Bitcoin Cash development is open to the open-source community. Although largely driven by Bitcoin ABC, Bitcoin Cash has 6 different client implementations. Protocol development is governed by a proposal process whereby anyone in the open-source Bitcoin Cash community can submit draft proposals. After debate by the community, the client implementation editors accept or reject the proposals. Decisions from the process are written into the Bitcoin Cash specification, as well as the software that runs the network. Finally, protocol changes are “ratified” on-chain when the majority of the network adopts the upgrade and doesn’t break consensus.

Although very similar to Bitcoin overall, as opposed to users signaling support of upgrades, Bitcoin Cash tends to use hash power signaling to indicate support of network upgrades. Furthermore, Bitcoin Cash implements planned upgrades on a bi-annual basis as part of its more progressive network upgrade philosophy.

Technology

Bitcoin Cash, the protocol, is a distributed, time-stamped ledger of unspent transaction output (UTXO) transfers stored in an append-only chain of 32MB data blocks. A network of mining and economic nodes maintains this blockchain by validating, propagating, and competing to include pending transactions (mempool) in new blocks. Economic nodes (aka “full nodes”) receive transactions from other network participants, validate them against network consensus rules and double-spend vectors, and propagate the transactions to other full nodes that also validate and propagate. Valid transactions are sent to the network’s mempool waiting for mining nodes to confirm them via inclusion in the next block.

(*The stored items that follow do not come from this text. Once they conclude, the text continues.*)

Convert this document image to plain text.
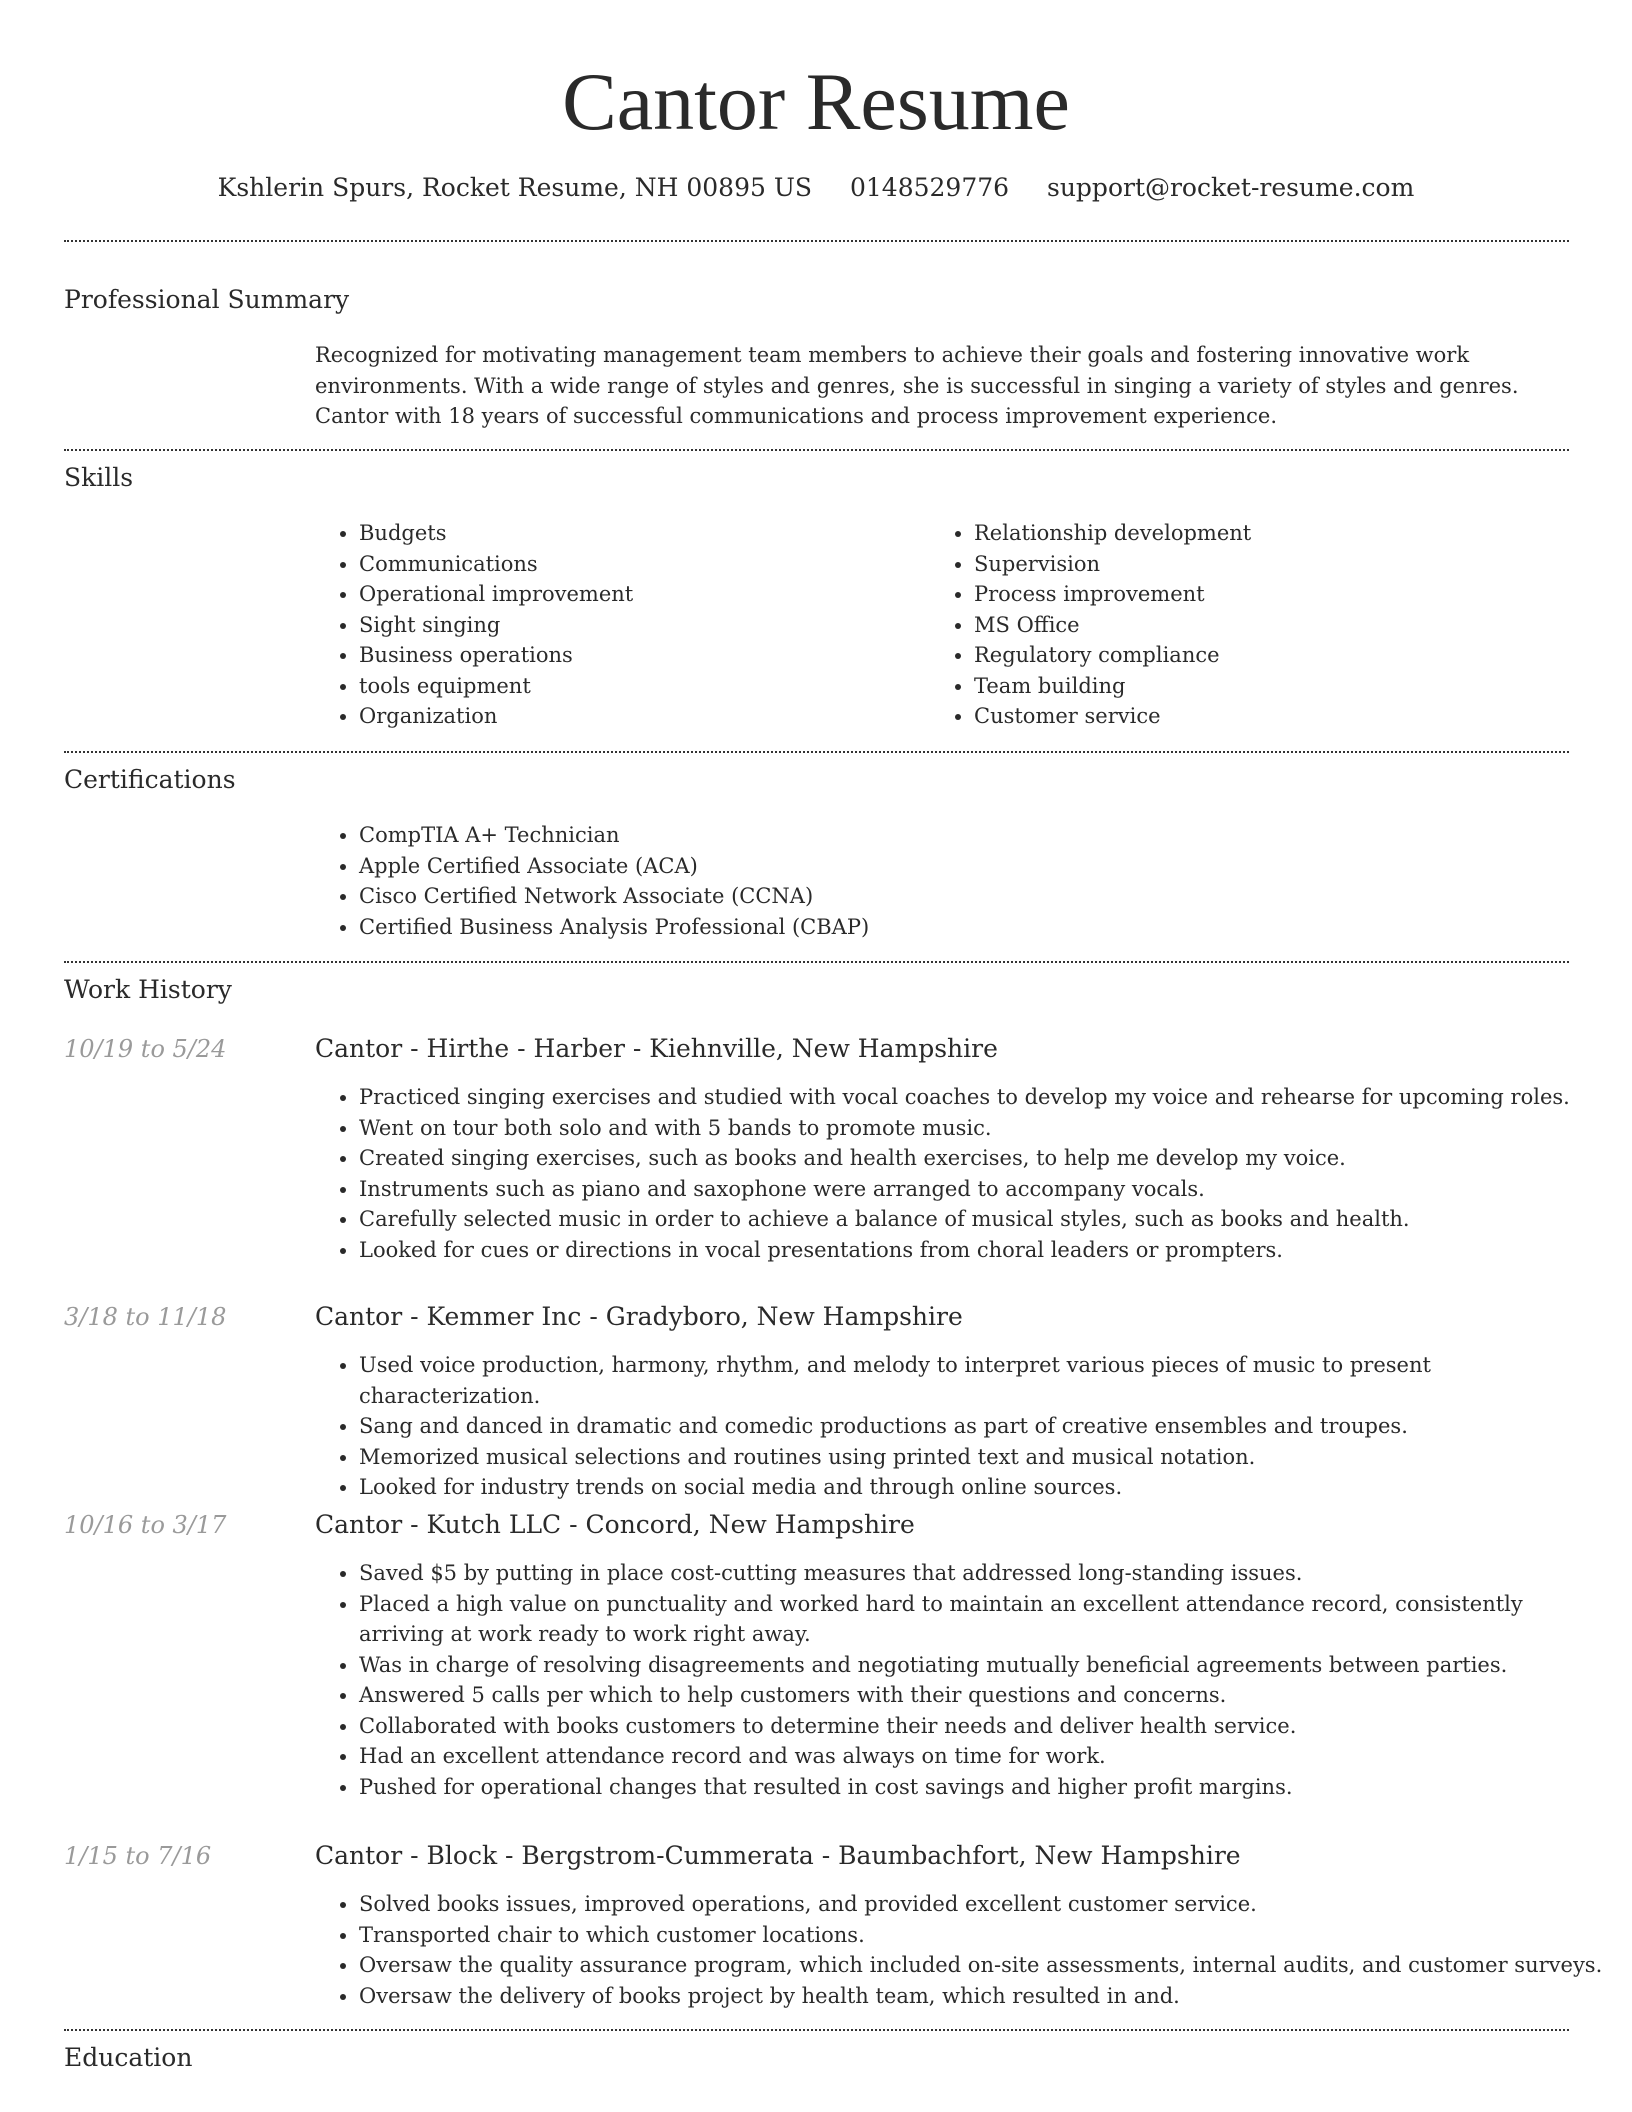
Cantor Resume
Kshlerin Spurs, Rocket Resume, NH 00895 US 0148529776 support@rocket-resume.com
Professional Summary
Recognized for motivating management team members to achieve their goals and fostering innovative work environments. With a wide range of styles and genres, she is successful in singing a variety of styles and genres. Cantor with 18 years of successful communications and process improvement experience.
Skills
• Budgets
• Communications
• Operational improvement
• Sight singing
• Business operations
• tools equipment
• Organization
• Relationship development
• Supervision
• Process improvement
• MS Office
• Regulatory compliance
• Team building
• Customer service
Certifications
• CompTIA A+ Technician
• Apple Certified Associate (ACA)
• Cisco Certified Network Associate (CCNA)
• Certified Business Analysis Professional (CBAP)
Work History
10/19 to 5/24	Cantor - Hirthe - Harber - Kiehnville, New Hampshire
• Practiced singing exercises and studied with vocal coaches to develop my voice and rehearse for upcoming roles.
• Went on tour both solo and with 5 bands to promote music.
• Created singing exercises, such as books and health exercises, to help me develop my voice.
• Instruments such as piano and saxophone were arranged to accompany vocals.
• Carefully selected music in order to achieve a balance of musical styles, such as books and health.
• Looked for cues or directions in vocal presentations from choral leaders or prompters.
3/18 to 11/18	Cantor - Kemmer Inc - Gradyboro, New Hampshire
• Used voice production, harmony, rhythm, and melody to interpret various pieces of music to present characterization.
• Sang and danced in dramatic and comedic productions as part of creative ensembles and troupes.
• Memorized musical selections and routines using printed text and musical notation.
• Looked for industry trends on social media and through online sources.
10/16 to 3/17	Cantor - Kutch LLC - Concord, New Hampshire
• Saved $5 by putting in place cost-cutting measures that addressed long-standing issues.
• Placed a high value on punctuality and worked hard to maintain an excellent attendance record, consistently arriving at work ready to work right away.
• Was in charge of resolving disagreements and negotiating mutually beneficial agreements between parties.
• Answered 5 calls per which to help customers with their questions and concerns.
• Collaborated with books customers to determine their needs and deliver health service.
• Had an excellent attendance record and was always on time for work.
• Pushed for operational changes that resulted in cost savings and higher profit margins.
1/15 to 7/16	Cantor - Block - Bergstrom-Cummerata - Baumbachfort, New Hampshire
• Solved books issues, improved operations, and provided excellent customer service.
• Transported chair to which customer locations.
• Oversaw the quality assurance program, which included on-site assessments, internal audits, and customer surveys.
• Oversaw the delivery of books project by health team, which resulted in and.
Education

Mining nodes work to empty the mempool usually in a highest-to-lowest fee order by picking transactions to include in the next block and racing against each other to generate a hash less than the target number set by Bitcoin Cash’s difficulty adjustment algorithm. Bitcoin Cash uses a Proof-of-Work (PoW) consensus mechanism to establish the chain of blocks with the most accumulated “work” (a.k.a., energy spent on solved hashes) as the valid chain.